The price spikes in LNG this month are similarly caused by a lack of flexibility in the market. There was an urgent need to fuel power plants and meet heating demand during immediate cold weather, but while there was a reasonable amount of gas in the global market as a whole, there were constraints on the ability to move it to the region of high demand fast enough, and not enough already stored in place. Unless there is a greater pool of surplus shipping to call on at times of stress and more seasonal storage capacity in key consumers such as China and Japan, the market could remain prone to large short-term moves in spot prices.
While the EAX spot price for Asian LNG has now spent several weeks running over the Brent crude oil price, traditionally the ceiling for spot LNG, Europe’s TTF spot gas price has remained below the oil price and far below the EAX. Europe can call on pipeline gas supplies as well as LNG, and countries such as France, Italy and Germany have larger onshore gas storage capacities relative to their annual demand than typical in Asia.
Stocks needed in summer
As there is no overall shortage in the global gas market, just a problem with meeting immediate peak demand, prices were always likely to fall back quickly once the peak was passed. Spot prices in Asia for March delivery are considerably lower than the highs for February, with the EAX price for March set at $10.00/MMBtu on 18 January. There has been some talk in the market that US producers could have to cut back some of their output soon as demand may not be high enough for all their cargoes to be needed over spring and summer.
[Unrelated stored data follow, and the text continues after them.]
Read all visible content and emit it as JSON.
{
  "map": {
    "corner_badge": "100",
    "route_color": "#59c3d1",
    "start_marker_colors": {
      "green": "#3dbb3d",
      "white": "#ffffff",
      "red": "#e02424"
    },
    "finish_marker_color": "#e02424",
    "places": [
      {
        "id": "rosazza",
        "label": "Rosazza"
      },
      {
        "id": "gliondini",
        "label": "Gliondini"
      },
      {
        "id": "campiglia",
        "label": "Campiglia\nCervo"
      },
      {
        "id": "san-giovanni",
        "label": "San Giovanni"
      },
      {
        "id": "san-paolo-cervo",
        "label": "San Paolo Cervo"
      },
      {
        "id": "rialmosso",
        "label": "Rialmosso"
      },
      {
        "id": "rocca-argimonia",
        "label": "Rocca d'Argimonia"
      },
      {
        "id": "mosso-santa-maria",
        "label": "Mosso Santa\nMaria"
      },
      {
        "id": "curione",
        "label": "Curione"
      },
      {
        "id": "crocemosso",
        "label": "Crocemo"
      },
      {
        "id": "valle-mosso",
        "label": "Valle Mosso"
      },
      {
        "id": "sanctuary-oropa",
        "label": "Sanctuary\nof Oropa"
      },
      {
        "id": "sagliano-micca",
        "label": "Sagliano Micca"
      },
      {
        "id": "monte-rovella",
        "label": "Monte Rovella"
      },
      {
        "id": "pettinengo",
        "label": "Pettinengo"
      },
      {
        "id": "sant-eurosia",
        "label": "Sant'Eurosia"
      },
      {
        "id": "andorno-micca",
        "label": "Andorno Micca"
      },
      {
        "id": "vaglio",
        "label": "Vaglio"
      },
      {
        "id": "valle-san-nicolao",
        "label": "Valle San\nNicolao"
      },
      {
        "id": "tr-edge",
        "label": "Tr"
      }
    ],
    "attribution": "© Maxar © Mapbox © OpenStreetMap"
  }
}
However, the colder weather this winter, and the diversion of cargoes from producers such as Qatar away from northern Europe means that there has been a greater draw on Europe’s onshore gas storage than last year. This has not been unusually high, as stocks are still at the same level as two years earlier. But it does mean that there will be a greater need to replenish storage over summer 2021 than there was in summer 2020. That will offer some hope to the US producers who had to cut back their output drastically during summer last year that cuts, if needed, should at least be smaller this year.